About Understanding Sites

Use sites to collect or group collections (parcels, alignments, gradings, and feature lines) by a topology that they have in common.

In AutoCAD Civil 3D, you can manage objects with a common topology in a collection called a site. The objects that share in the topology are parcels, alignments, gradings, and feature lines.

Examples of sites include soil maps, watersheds, or subdivisions. Sites can geographically overlay each other as is shown in the following illustration, while remaining independent. For example, a soils map and a subdivision with roads and lots can overlay each other, but remain independent of each other. Therefore, a parcel in a soils site would never be affected by an alignment in a subdivision site, even if their extents overlap.

All objects in a site topology collection share a common topology and have relationships to each other.

Note:

Editing an object, or moving an object from one site to another, can cause changes to other objects that share the same topology.

When you create parcels and gradings, you specify a site for them. If you create these objects before explicitly creating a site, a default site named Site 1 is created for them.
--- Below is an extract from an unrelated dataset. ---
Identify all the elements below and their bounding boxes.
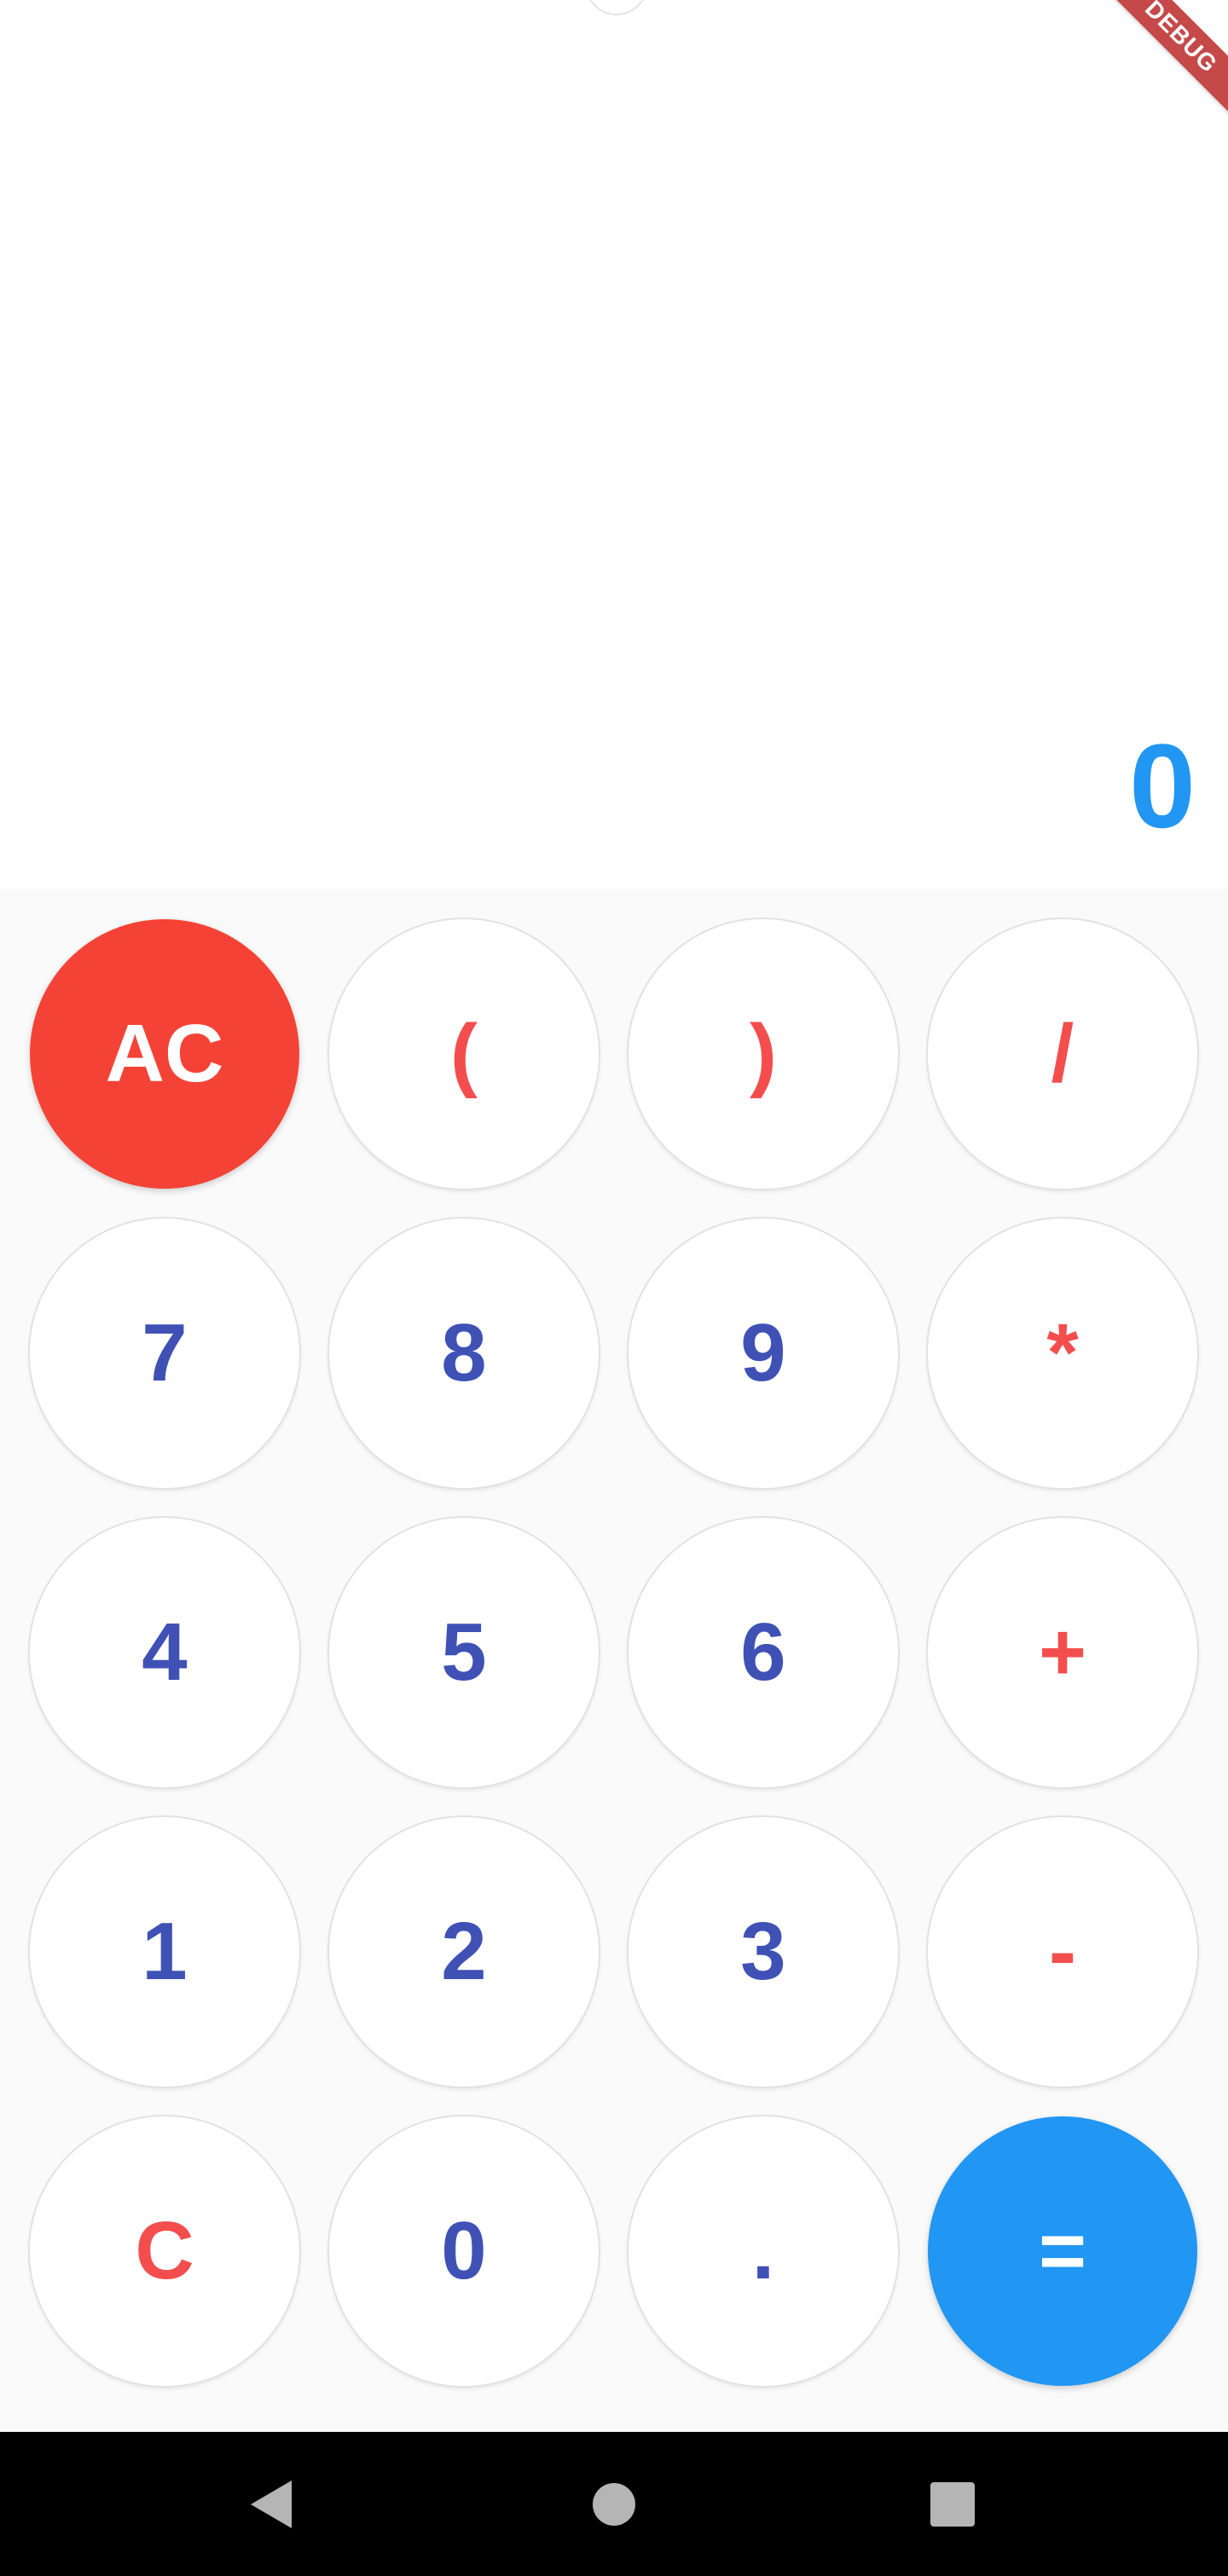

When you create an alignment, you may either accept the default <none> site selection, place the alignment on an existing site, or create a new site. When an alignment is placed on a site, it will create parcels if it forms closed regions and subdivide existing parcels on the site if it crosses through them. Accepting the <none> site selection places the alignment in the top-level Alignments collection, which prevents it from forming or interacting with parcels or any other objects.

Note:

An object, such as an alignment, parcel, or grading, can only exist in one site. All dependent objects, such as profiles and sections, exist in the same site as the parent object.